Submitting
Your Site to Search Engines
Business
sites do everything possible to attract visitors (or potential customers).
Whatever be your site, a large number of new visitors are likely to come
from a search engine. Obviously, a search engine can direct traffic to
your site only when your site address or URL is registered in its database.
So, how do you make sure every search engine stores your URL in its database
?
There are
Thousands of Search Engines...
Yes,
indeed - there are thousands of search engines on countries, languages,
products, people, company etc. Fortunately, you need not really bother
about most of them in normal cases as about 50 top search engines is enough
to drive sizable traffic at your site. However, registering your site
is not really difficult (except a few sites like Yahoo!). Real challenge
is to ensure that your site tops in search result. We first discuss about
how to register and then the best practice.
How to Register
There
are really only two ways to register your pages. You can either head to
each search engine separately and register your page, or go to a registration
page that allows you to register your one page with many different search
engines a once.
Registering
At Individual Search Engines
In
directory type hierarchical sites (like Yahoo), you first find out the
right category or directory for your site in the hierarchy (e.g. Regional
Countries > India > Transportation > Shipping > Companies etc.). Once
at the right slot (or page) you feel you should be on, click the "submit"

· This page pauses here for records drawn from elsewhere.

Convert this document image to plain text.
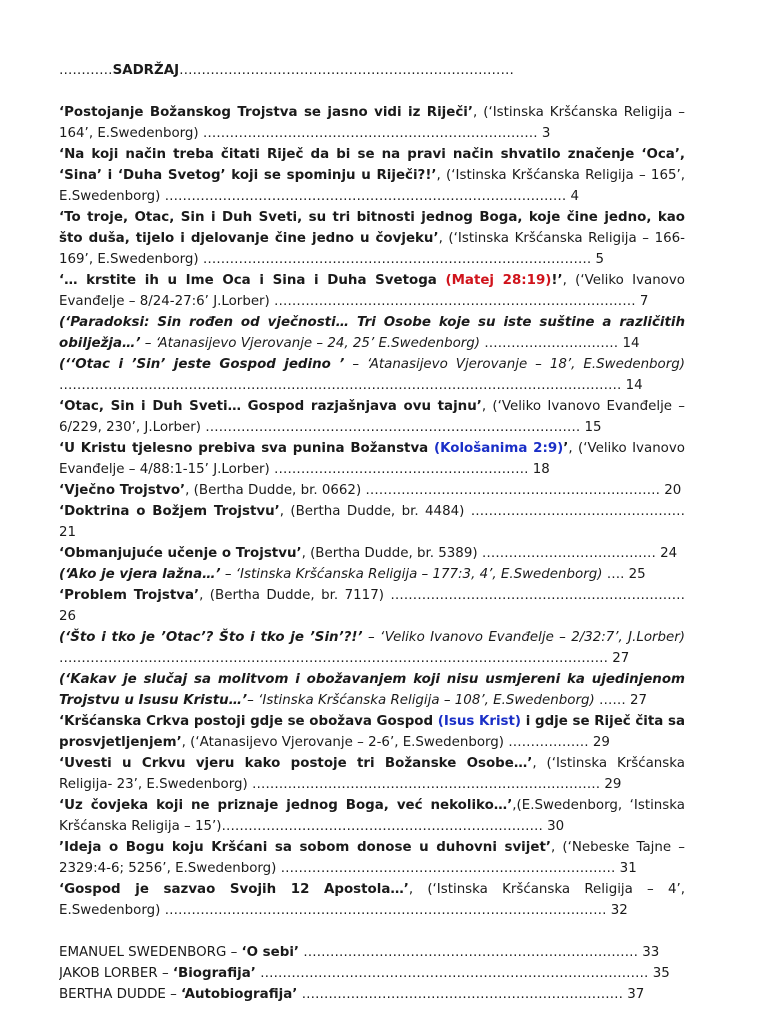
…………SADRŽAJ…………………………………………………………………

‘Postojanje Božanskog Trojstva se jasno vidi iz Riječi’, (‘Istinska Kršćanska Religija – 164’, E.Swedenborg) ………………………………………………………………… 3

‘Na koji način treba čitati Riječ da bi se na pravi način shvatilo značenje ‘Oca’, ‘Sina’ i ‘Duha Svetog’ koji se spominju u Riječi?!’, (‘Istinska Kršćanska Religija – 165’, E.Swedenborg) ……………………………………………………………………………… 4

‘To troje, Otac, Sin i Duh Sveti, su tri bitnosti jednog Boga, koje čine jedno, kao što duša, tijelo i djelovanje čine jedno u čovjeku’, (‘Istinska Kršćanska Religija – 166-169’, E.Swedenborg) …………………………………………………………………………… 5

‘… krstite ih u Ime Oca i Sina i Duha Svetoga (Matej 28:19)!’, (‘Veliko Ivanovo Evanđelje – 8/24-27:6’ J.Lorber) ……………………………………………………………………… 7

(‘Paradoksi: Sin rođen od vječnosti… Tri Osobe koje su iste suštine a različitih obilježja…’ – ‘Atanasijevo Vjerovanje – 24, 25’ E.Swedenborg) ………………………… 14

(‘‘Otac i ’Sin’ jeste Gospod jedino ’ – ‘Atanasijevo Vjerovanje – 18’, E.Swedenborg) ……………………………………………………………………………………………………………… 14

‘Otac, Sin i Duh Sveti… Gospod razjašnjava ovu tajnu’, (‘Veliko Ivanovo Evanđelje – 6/229, 230’, J.Lorber) ………………………………………………………………………… 15

‘U Kristu tjelesno prebiva sva punina Božanstva (Kološanima 2:9)’, (‘Veliko Ivanovo Evanđelje – 4/88:1-15’ J.Lorber) ………………………………………………… 18

‘Vječno Trojstvo’, (Bertha Dudde, br. 0662) ………………………………………………………… 20

‘Doktrina o Božjem Trojstvu’, (Bertha Dudde, br. 4484) ………………………………………… 21

‘Obmanjujuće učenje o Trojstvu’, (Bertha Dudde, br. 5389) ………………………………… 24

(‘Ako je vjera lažna…’ – ‘Istinska Kršćanska Religija – 177:3, 4’, E.Swedenborg) …. 25

‘Problem Trojstva’, (Bertha Dudde, br. 7117) ………………………………………………………… 26

(‘Što i tko je ’Otac’? Što i tko je ’Sin’?!’ – ‘Veliko Ivanovo Evanđelje – 2/32:7’, J.Lorber) …………………………………………………………………………………………………………… 27

(‘Kakav je slučaj sa molitvom i obožavanjem koji nisu usmjereni ka ujedinjenom Trojstvu u Isusu Kristu…’– ‘Istinska Kršćanska Religija – 108’, E.Swedenborg) …… 27

‘Kršćanska Crkva postoji gdje se obožava Gospod (Isus Krist) i gdje se Riječ čita sa prosvjetljenjem’, (‘Atanasijevo Vjerovanje – 2-6’, E.Swedenborg) ……………… 29

‘Uvesti u Crkvu vjeru kako postoje tri Božanske Osobe…’, (‘Istinska Kršćanska Religija- 23’, E.Swedenborg) …………………………………………………………………… 29

‘Uz čovjeka koji ne priznaje jednog Boga, već nekoliko…’,(E.Swedenborg, ‘Istinska Kršćanska Religija – 15’)……………………………………………………………… 30

’Ideja o Bogu koju Kršćani sa sobom donose u duhovni svijet’, (‘Nebeske Tajne – 2329:4-6; 5256’, E.Swedenborg) ………………………………………………………………… 31

‘Gospod je sazvao Svojih 12 Apostola…’, (‘Istinska Kršćanska Religija – 4’, E.Swedenborg) ……………………………………………………………………………………… 32

EMANUEL SWEDENBORG – ‘O sebi’ ………………………………………………………………… 33

JAKOB LORBER – ‘Biografija’ …………………………………………………………………………… 35

BERTHA DUDDE – ‘Autobiografija’ ……………………………………………………………… 37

icon at the top of the page. You are asked to enter your URL address,
a few other fine points, and that's that. You can apply your same page
to more than one category page. Yahoo! is perhaps the only search engine
where a human will visit the submitted page(s) and decide whether to admit
it into Yahoo! fold (only about 1% pages pass the selection test) If accepted,
you'll receive an e-mail to that effect.
Most search engines are databases that do not have a certain hierarchy
about them. It is just one huge group of pages. AltaVista, Infoseek, Webcrawler
etc. are some examples. These are fairly simple to register with. Usually
on the main page of the search engine there is an icon that says something
like "submit URL." Click on it and answer pretty much the same question
you'll answer anywhere else and, again, that's that. Sometimes, you won't
have to answer any question except your URL and e-mail address. The search
engine will send a robot (a computer program) to submitted page(s) to
extract relevant data, analyze it using its own method and store the data
with appropriate relevance value. Rank of your site in a search result
will depend upon this relevance value. In actual practice, unless your
site ranks among top 15-20 in a search result - you are unlikely to gain
any benefit from the search. We shall discuss search engine ranking separately.
Registering
Many Pages At Once
There
are sites that submit your page to multiple search engines for a fee,
there are still others who do it free. There are also software programs
(basically robot) that does site submission to thousands of sites
Let's take look at what a relatively well known submission service like
Submit-It does.
Submit-It has two levels: a free and a pay level. The free level is pretty
good. You'll get 10 or so search engines for that. How long it will be
free I don't know, so I'd hop to it. When you get to Submit-It you will
be asked the few questions and then go to another page with a whole lot
of buttons. Each button sends your information to a different search engine.
There you'll probably answer a few more questions. The whole process to
register one page takes about 20 minutes.
Go ahead and register a page just for the heck of it. Let one of the engines
walk you through the process. You'll find that the number of visitors
to your site goes up a bit, if not a lot.